Of course Patrick, when he would call me collect from the jail where he was being held, denied he had anything to do with the crime ”¦ later I found out, when I finally read the police report nearly 20 years later, that he actually gave a statement and admitted to the police that he had killed her. Even after his trial, when his attorney told me what the “evidence” against him presented at the trial was (he couldn’t tell me what Patrick had told him in confidence was), I still didn’t want to believe.

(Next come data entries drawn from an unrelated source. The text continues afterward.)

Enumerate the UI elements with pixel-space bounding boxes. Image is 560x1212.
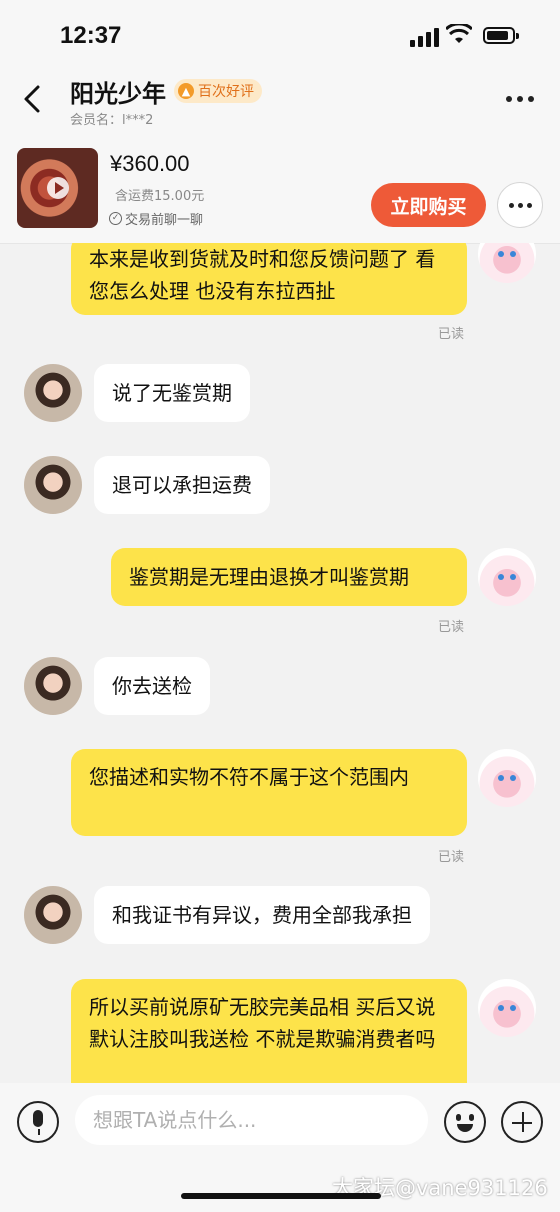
microphone-icon[interactable] — [17, 1101, 59, 1143]
message-text: 您描述和实物不符不属于这个范围内 — [89, 765, 409, 789]
status-time: 12:37 — [60, 22, 122, 49]
message-list[interactable]: 本来是收到货就及时和您反馈问题了 看您怎么处理 也没有东拉西扯 已读 说了无鉴赏… — [0, 243, 560, 1083]
my-avatar — [478, 548, 536, 606]
message-input[interactable] — [75, 1095, 428, 1145]
read-status: 已读 — [438, 850, 465, 865]
emoji-icon[interactable] — [444, 1101, 486, 1143]
my-avatar — [478, 979, 536, 1037]
read-status: 已读 — [438, 620, 465, 635]
status-bar: 12:37 — [0, 0, 560, 70]
message-bubble[interactable]: 您描述和实物不符不属于这个范围内 — [71, 749, 467, 836]
my-avatar — [478, 749, 536, 807]
wifi-icon — [446, 24, 472, 43]
contact-avatar[interactable] — [24, 657, 82, 715]
message-bubble[interactable]: 本来是收到货就及时和您反馈问题了 看您怎么处理 也没有东拉西扯 — [71, 243, 467, 315]
message-text: 鉴赏期是无理由退换才叫鉴赏期 — [129, 565, 409, 589]
product-price: ¥360.00 — [110, 151, 190, 176]
contact-name: 阳光少年 — [70, 80, 166, 108]
play-icon — [47, 177, 69, 199]
product-card: ¥360.00 含运费15.00元 ✓ 交易前聊一聊 立即购买 — [0, 130, 560, 244]
chat-header: 阳光少年 ▲ 百次好评 会员名：l***2 — [0, 70, 560, 130]
check-circle-icon: ✓ — [109, 212, 122, 225]
message-bubble[interactable]: 你去送检 — [94, 657, 210, 715]
my-avatar — [478, 243, 536, 283]
chat-before-trade-label: 交易前聊一聊 — [125, 213, 204, 228]
product-more-icon[interactable] — [497, 182, 543, 228]
message-bubble[interactable]: 说了无鉴赏期 — [94, 364, 250, 422]
review-badge: ▲ 百次好评 — [174, 79, 262, 103]
message-text: 本来是收到货就及时和您反馈问题了 看您怎么处理 也没有东拉西扯 — [89, 247, 436, 303]
more-options-icon[interactable] — [506, 96, 534, 102]
message-bubble[interactable]: 所以买前说原矿无胶完美品相 买后又说默认注胶叫我送检 不就是欺骗消费者吗 — [71, 979, 467, 1083]
shipping-fee: 含运费15.00元 — [115, 189, 205, 204]
plus-icon[interactable] — [501, 1101, 543, 1143]
message-text: 退可以承担运费 — [112, 473, 252, 497]
message-text: 所以买前说原矿无胶完美品相 买后又说默认注胶叫我送检 不就是欺骗消费者吗 — [89, 995, 436, 1051]
signal-icon — [410, 28, 439, 47]
review-badge-label: 百次好评 — [198, 84, 254, 100]
back-arrow-icon[interactable] — [18, 84, 48, 114]
read-status: 已读 — [438, 327, 465, 342]
contact-avatar[interactable] — [24, 886, 82, 944]
message-text: 和我证书有异议，费用全部我承担 — [112, 903, 412, 927]
home-indicator — [181, 1193, 381, 1199]
battery-icon — [483, 27, 519, 44]
contact-avatar[interactable] — [24, 364, 82, 422]
message-text: 你去送检 — [112, 674, 192, 698]
message-text: 说了无鉴赏期 — [112, 381, 232, 405]
message-bubble[interactable]: 鉴赏期是无理由退换才叫鉴赏期 — [111, 548, 467, 606]
thumbs-up-icon: ▲ — [178, 83, 194, 99]
buy-now-button[interactable]: 立即购买 — [371, 183, 486, 227]
chat-before-trade: ✓ 交易前聊一聊 — [109, 209, 203, 228]
product-thumbnail[interactable] — [17, 148, 98, 228]
message-bubble[interactable]: 和我证书有异议，费用全部我承担 — [94, 886, 430, 944]
contact-avatar[interactable] — [24, 456, 82, 514]
member-id: 会员名：l***2 — [70, 113, 154, 128]
message-bubble[interactable]: 退可以承担运费 — [94, 456, 270, 514]
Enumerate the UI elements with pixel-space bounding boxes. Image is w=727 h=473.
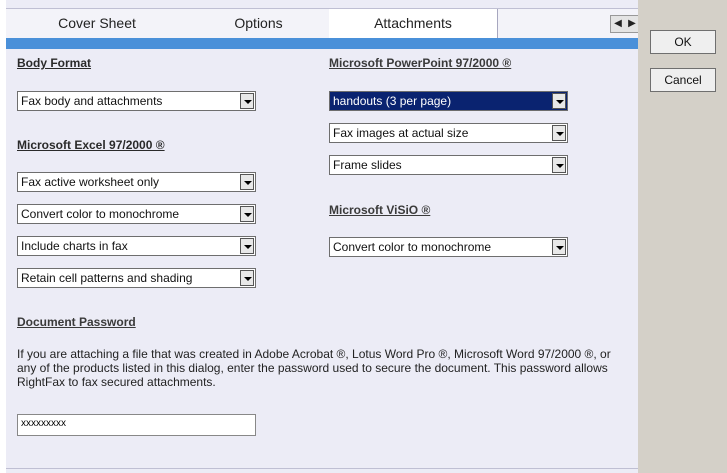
cancel-button[interactable]: Cancel bbox=[650, 68, 716, 92]
select-value: Fax images at actual size bbox=[333, 126, 469, 140]
dropdown-arrow-icon[interactable] bbox=[240, 93, 254, 109]
dropdown-arrow-icon[interactable] bbox=[552, 93, 566, 109]
tab-scroll-arrows[interactable]: ◀ ▶ bbox=[610, 15, 640, 33]
excel-option-2-select[interactable]: Convert color to monochrome bbox=[17, 204, 256, 224]
document-password-heading: Document Password bbox=[17, 315, 136, 329]
password-description: If you are attaching a file that was cre… bbox=[17, 347, 611, 389]
tab-bar: Cover Sheet Options Attachments ◀ ▶ bbox=[6, 8, 640, 39]
powerpoint-option-1-select[interactable]: handouts (3 per page) bbox=[329, 91, 568, 111]
tab-options[interactable]: Options bbox=[188, 9, 330, 37]
select-value: Convert color to monochrome bbox=[21, 207, 180, 221]
powerpoint-option-3-select[interactable]: Frame slides bbox=[329, 155, 568, 175]
select-value: Fax active worksheet only bbox=[21, 175, 160, 189]
select-value: Fax body and attachments bbox=[21, 94, 163, 108]
header-accent-bar bbox=[6, 38, 638, 49]
powerpoint-heading: Microsoft PowerPoint 97/2000 ® bbox=[329, 56, 512, 70]
select-value: Frame slides bbox=[333, 158, 402, 172]
dropdown-arrow-icon[interactable] bbox=[240, 174, 254, 190]
visio-heading: Microsoft ViSiO ® bbox=[329, 203, 431, 217]
excel-heading: Microsoft Excel 97/2000 ® bbox=[17, 138, 165, 152]
excel-option-1-select[interactable]: Fax active worksheet only bbox=[17, 172, 256, 192]
chevron-left-icon[interactable]: ◀ bbox=[611, 16, 625, 32]
visio-select[interactable]: Convert color to monochrome bbox=[329, 237, 568, 257]
divider bbox=[6, 468, 638, 469]
excel-option-4-select[interactable]: Retain cell patterns and shading bbox=[17, 268, 256, 288]
chevron-right-icon[interactable]: ▶ bbox=[625, 16, 639, 32]
dropdown-arrow-icon[interactable] bbox=[240, 270, 254, 286]
ok-button[interactable]: OK bbox=[650, 30, 716, 54]
dropdown-arrow-icon[interactable] bbox=[240, 206, 254, 222]
select-value: Retain cell patterns and shading bbox=[21, 271, 193, 285]
body-format-select[interactable]: Fax body and attachments bbox=[17, 91, 256, 111]
select-value: Convert color to monochrome bbox=[333, 240, 492, 254]
select-value: Include charts in fax bbox=[21, 239, 128, 253]
dropdown-arrow-icon[interactable] bbox=[552, 157, 566, 173]
dropdown-arrow-icon[interactable] bbox=[552, 239, 566, 255]
powerpoint-option-2-select[interactable]: Fax images at actual size bbox=[329, 123, 568, 143]
dropdown-arrow-icon[interactable] bbox=[240, 238, 254, 254]
excel-option-3-select[interactable]: Include charts in fax bbox=[17, 236, 256, 256]
dropdown-arrow-icon[interactable] bbox=[552, 125, 566, 141]
body-format-heading: Body Format bbox=[17, 56, 92, 70]
password-input[interactable]: xxxxxxxxx bbox=[17, 414, 256, 436]
tab-attachments[interactable]: Attachments bbox=[329, 9, 498, 39]
tab-cover-sheet[interactable]: Cover Sheet bbox=[6, 9, 189, 37]
select-value: handouts (3 per page) bbox=[333, 94, 452, 108]
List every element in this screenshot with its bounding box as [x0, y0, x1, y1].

Would I, on the basis of a Facebook page, have called police? I wish I could say yes, but I’m not sure what I would have done. I do know that when I saw evidence with my own eyes that my son had stolen, I turned him in, also knowing that as a juvenile, he would only have gotten a sealed record and a “slap on the wrist” that I hoped would “scare him straight.”
While I feel great sorrow for the parents of the murdered girls, I also feel great compassion for the mothers of the boys who allegedly committed these crimes. I feel great compassion that they were put in such situations that they were required by their own moral compasses to pick up the phone and call the police and turn in their own sons for possibly being the killers of these young girls.
No matter how “bad” our situation is, there are always those that are equally as bad, or worse. There are always others who are suffering as we suffered because of “man’s inhumanity to man,” and because of the acts of horror committed by those we love or to those we love.
Each act of evil committed by any person (psychopath or not) not only affects the actual victim, but those who loved the victim, and also by those who loved the abuser.
Right now there are approximately two million people in prison and five million on parole or probation for crimes of various levels. Statistics and research show that a high percentage of people in prison are psychopaths, or at least very high on the psychopath check list-revised. Each of those criminals has victims, and the victims have families, but the criminals also have families who are saddened or destroyed by the crimes of those they love. The waves of pain radiate out like ripples from a pebble thrown into a pond.
We are not alone in being the victims of evil people, and we are not alone if we are among those who love(d) those evil abusers.